# Garmin fenix 3 help



## JDHutch (Sep 29, 2017)

Hey everyone, my wife got me a Garmin fenix 3 watch. Pretty cool toy. So I’ve been messing around with it and got it to link both to my iPhone and Strava. My question is what do I push when I’m ready to hit the trail? If I select the “bike” option it starts a timer. Is that tracking my GPS also? I know it’s supposed to auto upload to Strava but I’m not sure how to get started.


----------



## Magsrgod (Jun 21, 2006)

Hit your start button, select bike, that will take you to a screen with time, speed and where your GPS signal will show as a bar around the outside of the face. Once the bar turns green your watch should buzz, at this point hit start again. That's it your off and tracking the activity! Once your done hit the start button again to stop it and save it!

To sync with Strava you will need to connect your Garmin account to your Strava account. This can be done in the Garmin Connect App. Open the App -> More -> Settings -> 3rd Party Apps. Once your there you should be able to log into your Strava account completing the link. 

Once all is said an done the process will be this. 

- Go out and record a ride on the watch
- Finish and save the ride on the watch
- Open Garmin Connect App and Sync Watch
- Once ride is Sync'd with Garmin Connect it will auto upload to Strava.


----------



## JDHutch (Sep 29, 2017)

Thank you. Much easier than I thought. Any other tips/tricks? It appears Strava Live Segments won't work with the 3. Can I download trails and navigate with this?


----------



## Magsrgod (Jun 21, 2006)

JDHutch said:


> Thank you. Much easier than I thought. Any other tips/tricks? It appears Strava Live Segments won't work with the 3. Can I download trails and navigate with this?

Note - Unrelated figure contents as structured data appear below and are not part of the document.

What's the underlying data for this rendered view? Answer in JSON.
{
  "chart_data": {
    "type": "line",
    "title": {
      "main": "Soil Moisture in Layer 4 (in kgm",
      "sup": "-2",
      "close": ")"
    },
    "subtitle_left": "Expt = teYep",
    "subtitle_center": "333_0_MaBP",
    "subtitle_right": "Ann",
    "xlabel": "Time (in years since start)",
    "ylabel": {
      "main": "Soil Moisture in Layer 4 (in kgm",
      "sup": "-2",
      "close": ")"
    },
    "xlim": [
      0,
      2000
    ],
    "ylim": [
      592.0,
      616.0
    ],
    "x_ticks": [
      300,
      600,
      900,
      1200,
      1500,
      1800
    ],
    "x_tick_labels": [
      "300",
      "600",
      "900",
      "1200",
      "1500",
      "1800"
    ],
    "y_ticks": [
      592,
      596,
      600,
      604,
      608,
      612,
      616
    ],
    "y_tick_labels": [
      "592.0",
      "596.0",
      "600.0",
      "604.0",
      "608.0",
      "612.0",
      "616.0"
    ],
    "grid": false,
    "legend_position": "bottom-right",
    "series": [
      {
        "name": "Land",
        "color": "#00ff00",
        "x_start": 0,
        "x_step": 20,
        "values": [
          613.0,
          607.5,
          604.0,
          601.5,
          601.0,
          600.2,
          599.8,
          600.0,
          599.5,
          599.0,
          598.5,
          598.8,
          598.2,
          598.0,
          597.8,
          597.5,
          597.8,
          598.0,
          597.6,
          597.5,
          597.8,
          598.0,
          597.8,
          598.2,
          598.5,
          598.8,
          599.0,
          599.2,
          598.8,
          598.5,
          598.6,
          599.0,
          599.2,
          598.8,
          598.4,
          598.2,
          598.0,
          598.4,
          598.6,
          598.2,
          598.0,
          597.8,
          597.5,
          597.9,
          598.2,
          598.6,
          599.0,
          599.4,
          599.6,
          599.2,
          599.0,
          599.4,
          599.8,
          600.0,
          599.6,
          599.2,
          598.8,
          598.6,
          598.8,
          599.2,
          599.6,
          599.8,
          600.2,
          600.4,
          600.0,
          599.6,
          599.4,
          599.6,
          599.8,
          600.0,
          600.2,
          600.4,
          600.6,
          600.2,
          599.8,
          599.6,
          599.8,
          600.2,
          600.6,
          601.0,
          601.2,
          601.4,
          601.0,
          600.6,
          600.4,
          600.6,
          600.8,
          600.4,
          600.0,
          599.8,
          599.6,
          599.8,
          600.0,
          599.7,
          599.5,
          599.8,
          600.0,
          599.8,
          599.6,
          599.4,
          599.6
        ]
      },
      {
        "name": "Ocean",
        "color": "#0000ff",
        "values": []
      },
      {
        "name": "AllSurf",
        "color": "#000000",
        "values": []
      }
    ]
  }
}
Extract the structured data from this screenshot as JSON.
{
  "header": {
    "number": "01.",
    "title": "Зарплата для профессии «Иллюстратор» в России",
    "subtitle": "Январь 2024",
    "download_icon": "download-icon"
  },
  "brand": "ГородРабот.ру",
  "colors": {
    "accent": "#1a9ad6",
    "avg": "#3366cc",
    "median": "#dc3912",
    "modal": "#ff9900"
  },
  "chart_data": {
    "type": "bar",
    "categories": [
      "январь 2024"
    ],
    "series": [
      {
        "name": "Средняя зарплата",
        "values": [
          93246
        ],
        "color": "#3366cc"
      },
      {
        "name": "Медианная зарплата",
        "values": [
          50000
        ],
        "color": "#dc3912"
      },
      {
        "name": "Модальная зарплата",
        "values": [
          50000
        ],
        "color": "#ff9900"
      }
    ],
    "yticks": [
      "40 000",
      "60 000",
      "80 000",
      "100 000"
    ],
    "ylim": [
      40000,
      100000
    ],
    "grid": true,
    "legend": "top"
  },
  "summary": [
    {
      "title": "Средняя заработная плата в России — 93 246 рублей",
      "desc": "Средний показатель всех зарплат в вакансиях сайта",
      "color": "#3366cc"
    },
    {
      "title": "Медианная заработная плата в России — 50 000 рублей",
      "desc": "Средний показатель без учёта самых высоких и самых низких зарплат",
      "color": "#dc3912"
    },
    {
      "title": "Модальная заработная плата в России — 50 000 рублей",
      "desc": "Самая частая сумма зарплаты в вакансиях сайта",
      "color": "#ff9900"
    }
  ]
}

I don't think live segments are available with the watch but I do believe you can do navigation with it. I'm not sure how right off hand as I have a Edge 820 that I use for maps because if my horrid eyes!

Poke around google some, if there is a way to do Nav then I'm sure someone has made a youtube video for it.


----------



## Magsrgod (Jun 21, 2006)

Here's the video I was thinking of


----------



## funkymonks (Aug 23, 2017)

You can put a route on the watch and it will show you following the route and give you an "off route" vibration when you go the wrong way. It does not do turn by turn. 

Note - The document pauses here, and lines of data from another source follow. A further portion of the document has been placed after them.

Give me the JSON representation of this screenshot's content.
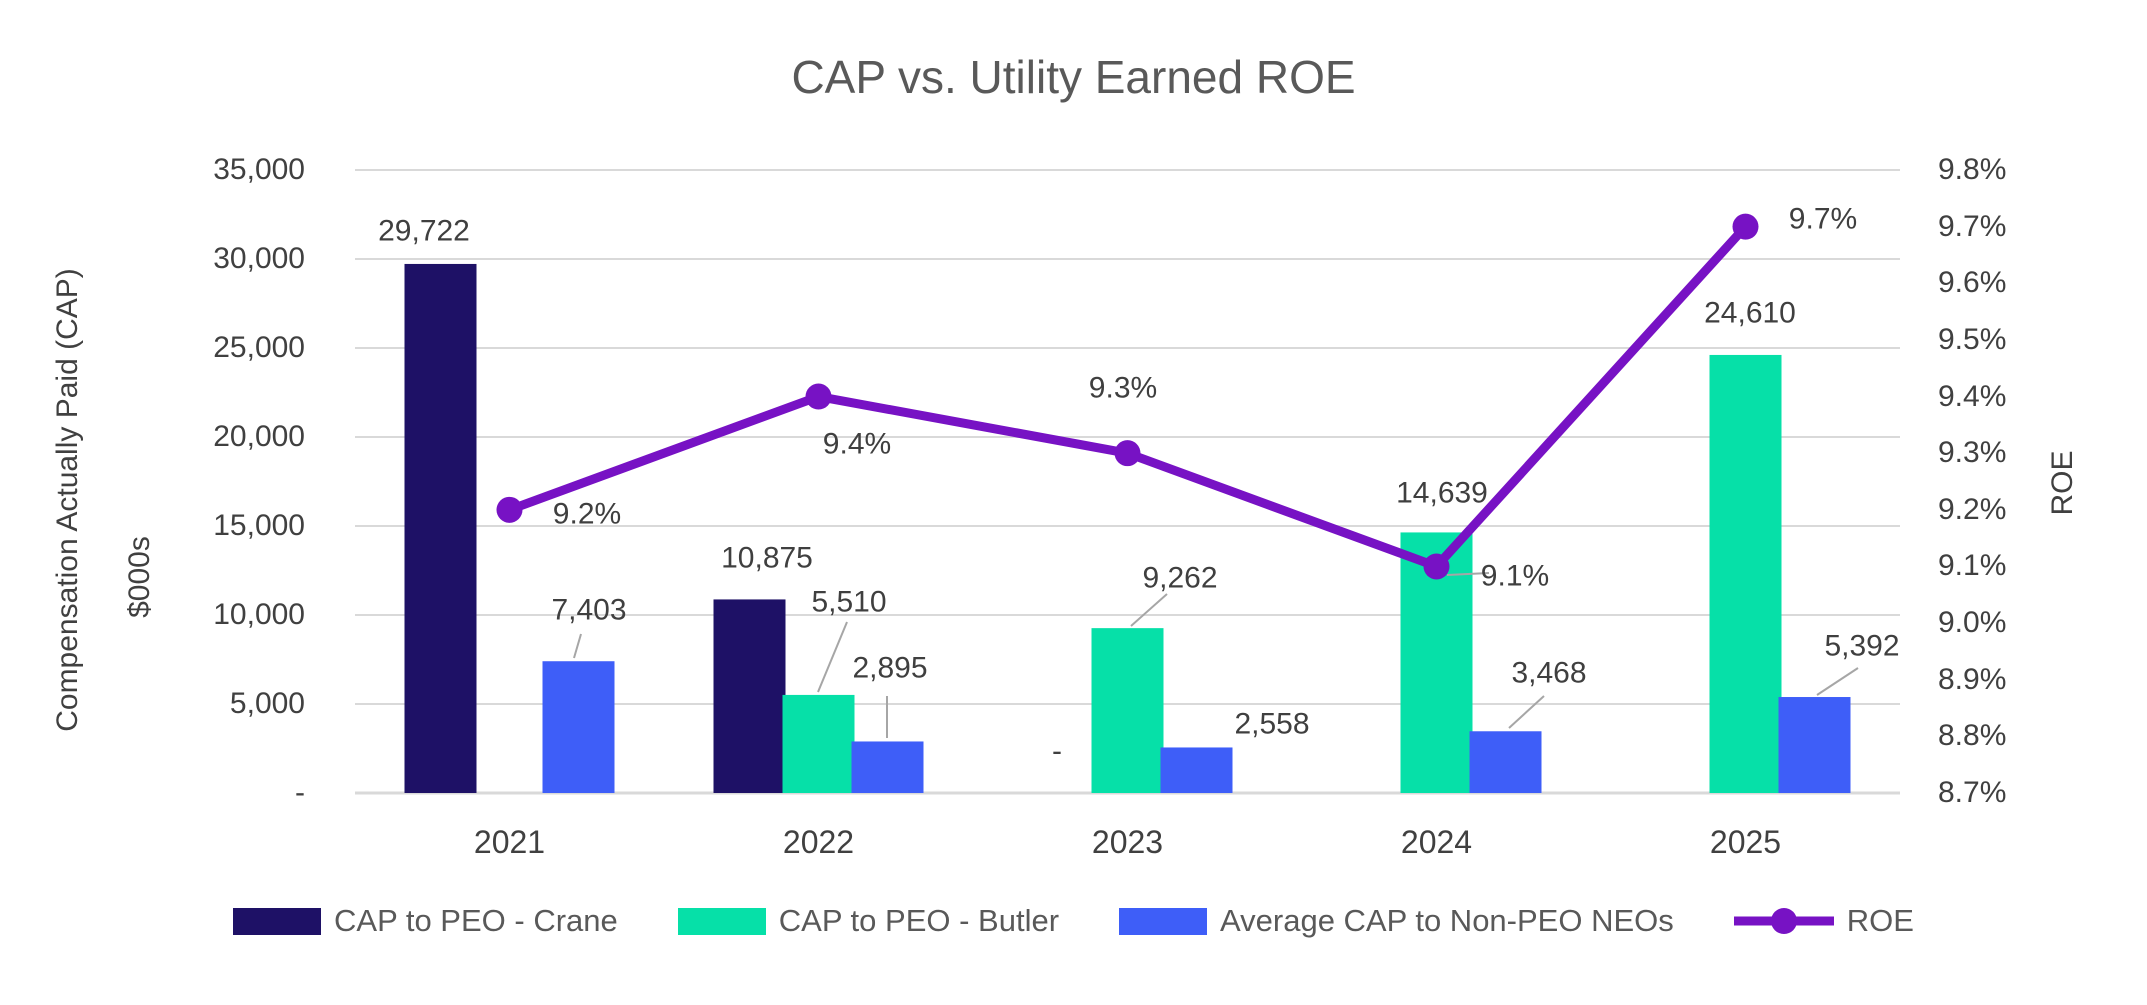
{
  "title": "CAP vs. Utility Earned ROE",
  "left_axis": {
    "title": "Compensation Actually Paid (CAP)",
    "units": "$000s",
    "ticks": [
      "35,000",
      "30,000",
      "25,000",
      "20,000",
      "15,000",
      "10,000",
      "5,000",
      "-"
    ]
  },
  "right_axis": {
    "title": "ROE",
    "ticks": [
      "9.8%",
      "9.7%",
      "9.6%",
      "9.5%",
      "9.4%",
      "9.3%",
      "9.2%",
      "9.1%",
      "9.0%",
      "8.9%",
      "8.8%",
      "8.7%"
    ]
  },
  "colors": {
    "crane": "#1e1166",
    "butler": "#06e0a8",
    "neo": "#3e5ef8",
    "roe": "#7712c4",
    "gridline": "#d9d9d9",
    "leader": "#a6a6a6",
    "title_text": "#595959",
    "axis_text": "#404040"
  },
  "legend": [
    {
      "label": "CAP to PEO - Crane",
      "color": "#1e1166",
      "type": "swatch"
    },
    {
      "label": "CAP to PEO - Butler",
      "color": "#06e0a8",
      "type": "swatch"
    },
    {
      "label": "Average CAP to Non-PEO NEOs",
      "color": "#3e5ef8",
      "type": "swatch"
    },
    {
      "label": "ROE",
      "color": "#7712c4",
      "type": "line"
    }
  ],
  "chart_data": {
    "type": "bar+line",
    "title": "CAP vs. Utility Earned ROE",
    "categories": [
      "2021",
      "2022",
      "2023",
      "2024",
      "2025"
    ],
    "series": [
      {
        "name": "CAP to PEO - Crane",
        "color": "#1e1166",
        "axis": "left",
        "values": [
          29722,
          10875,
          0,
          null,
          null
        ],
        "labels": [
          "29,722",
          "10,875",
          "-",
          "",
          ""
        ]
      },
      {
        "name": "CAP to PEO - Butler",
        "color": "#06e0a8",
        "axis": "left",
        "values": [
          null,
          5510,
          9262,
          14639,
          24610
        ],
        "labels": [
          "",
          "5,510",
          "9,262",
          "14,639",
          "24,610"
        ]
      },
      {
        "name": "Average CAP to Non-PEO NEOs",
        "color": "#3e5ef8",
        "axis": "left",
        "values": [
          7403,
          2895,
          2558,
          3468,
          5392
        ],
        "labels": [
          "7,403",
          "2,895",
          "2,558",
          "3,468",
          "5,392"
        ]
      }
    ],
    "line_series": {
      "name": "ROE",
      "color": "#7712c4",
      "axis": "right",
      "values": [
        9.2,
        9.4,
        9.3,
        9.1,
        9.7
      ],
      "labels": [
        "9.2%",
        "9.4%",
        "9.3%",
        "9.1%",
        "9.7%"
      ]
    },
    "ylabel_left": "Compensation Actually Paid (CAP) $000s",
    "ylabel_right": "ROE",
    "ylim_left": [
      0,
      35000
    ],
    "ylim_right": [
      8.7,
      9.8
    ],
    "grid": true,
    "legend_position": "bottom"
  }
}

My usual route methodology is to build a route in Strava route creator, download the .gpx file, then connect my Fenix 3 to my computer via USB and copy/paste the gpx file into the Garming/Newfiles folder (note that by default the "Newfiles" folder is hidden and you need to enable viewing of hidden files on your PC).

You can do it with a phone and the Garmin connect app as well but you need the GPX file in your Garmin Connect account first.


----------



## JDHutch (Sep 29, 2017)

Thanks for the feedback. I've used the watch on many rides now and really like it. I use probably 5% of all the features it has now but still playing with it. 

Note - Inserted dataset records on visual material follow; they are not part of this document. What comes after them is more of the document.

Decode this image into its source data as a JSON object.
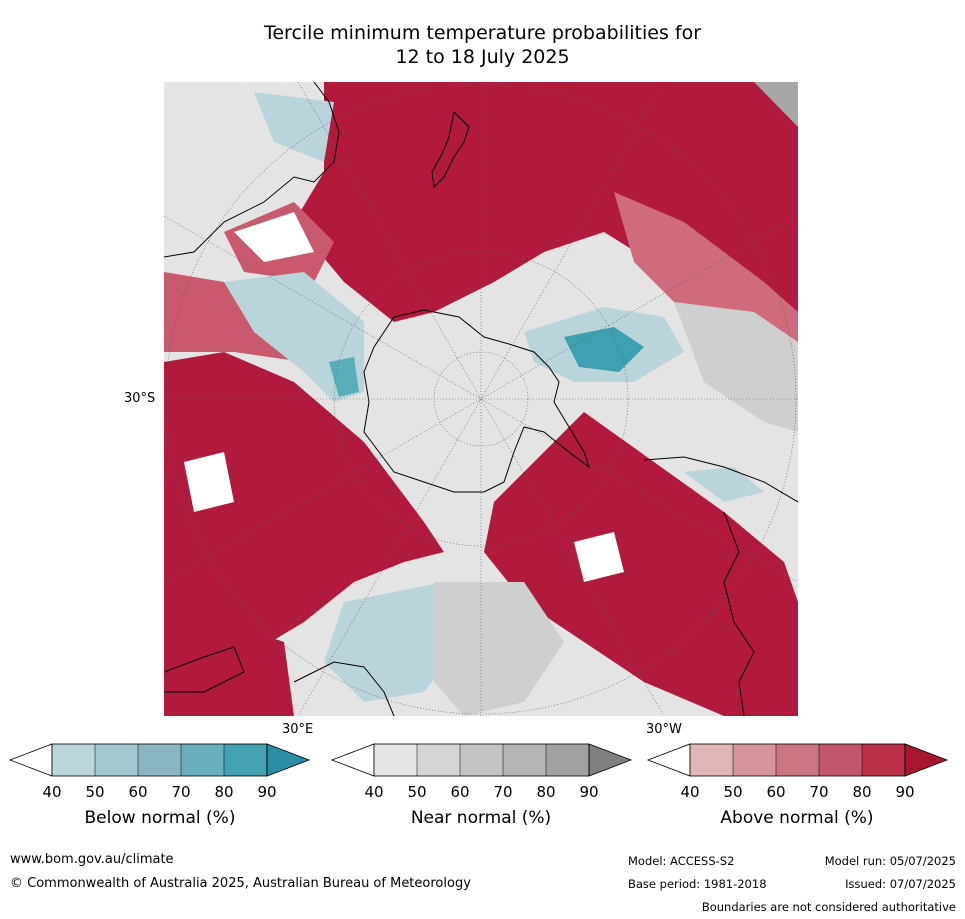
{
  "title_line1": "Tercile minimum temperature probabilities for",
  "title_line2": "12 to 18 July 2025",
  "map": {
    "lat_label": "30°S",
    "lon_label_east": "30°E",
    "lon_label_west": "30°W",
    "colors": {
      "above_strong": "#b11a3a",
      "above_mid": "#c95a6c",
      "above_light": "#e0a3ab",
      "near": "#d6d6d6",
      "below_light": "#b9d4db",
      "below_strong": "#3d9fb0",
      "missing": "#a7a7a7"
    }
  },
  "legends": [
    {
      "title": "Below normal (%)",
      "ticks": [
        "40",
        "50",
        "60",
        "70",
        "80",
        "90"
      ],
      "colors": [
        "#ffffff",
        "#bad5dc",
        "#a3c6cf",
        "#8ab6c3",
        "#68aebb",
        "#43a1b1",
        "#2b8ea5"
      ]
    },
    {
      "title": "Near normal (%)",
      "ticks": [
        "40",
        "50",
        "60",
        "70",
        "80",
        "90"
      ],
      "colors": [
        "#ffffff",
        "#e6e6e6",
        "#d5d5d5",
        "#c4c4c4",
        "#b4b4b4",
        "#a1a1a1",
        "#7f7f7f"
      ]
    },
    {
      "title": "Above normal (%)",
      "ticks": [
        "40",
        "50",
        "60",
        "70",
        "80",
        "90"
      ],
      "colors": [
        "#ffffff",
        "#e0b6bb",
        "#d5949d",
        "#cb7580",
        "#c3566a",
        "#b93048",
        "#a9172f"
      ]
    }
  ],
  "footer": {
    "website": "www.bom.gov.au/climate",
    "copyright": "© Commonwealth of Australia 2025, Australian Bureau of Meteorology",
    "model": "Model: ACCESS-S2",
    "base_period": "Base period: 1981-2018",
    "model_run": "Model run: 05/07/2025",
    "issued": "Issued: 07/07/2025",
    "disclaimer": "Boundaries are not considered authoritative"
  }
}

Pros - durable, comfortable, cool looking (imo - don't wear it to work but always wear it on evenings/weekends), syncs with my iPhone so I can read alerts and texts and see missed calls without taking phone out of pocket, and most importantly the GPS is way better than my iPhone so it doesn't miss strava routes or show me way off the path or not register at all. 

Cons - its expensive and doesn't do a couple things like HR monitor and live segments. I can add an HR monitor and bluetooth it to the watch if I ever want one. The live segments seem like a cool idea but honestly probably not that practical and once I hit "start" I'd rather enjoy the ride and ignore the watch. The newer version of this watch, the Fenix 5, has live segments but its reallllllly expensive. 

So I've added it to my pre-ride checklist:
Wheels - water - watch - gloves - glasses - helmet


----------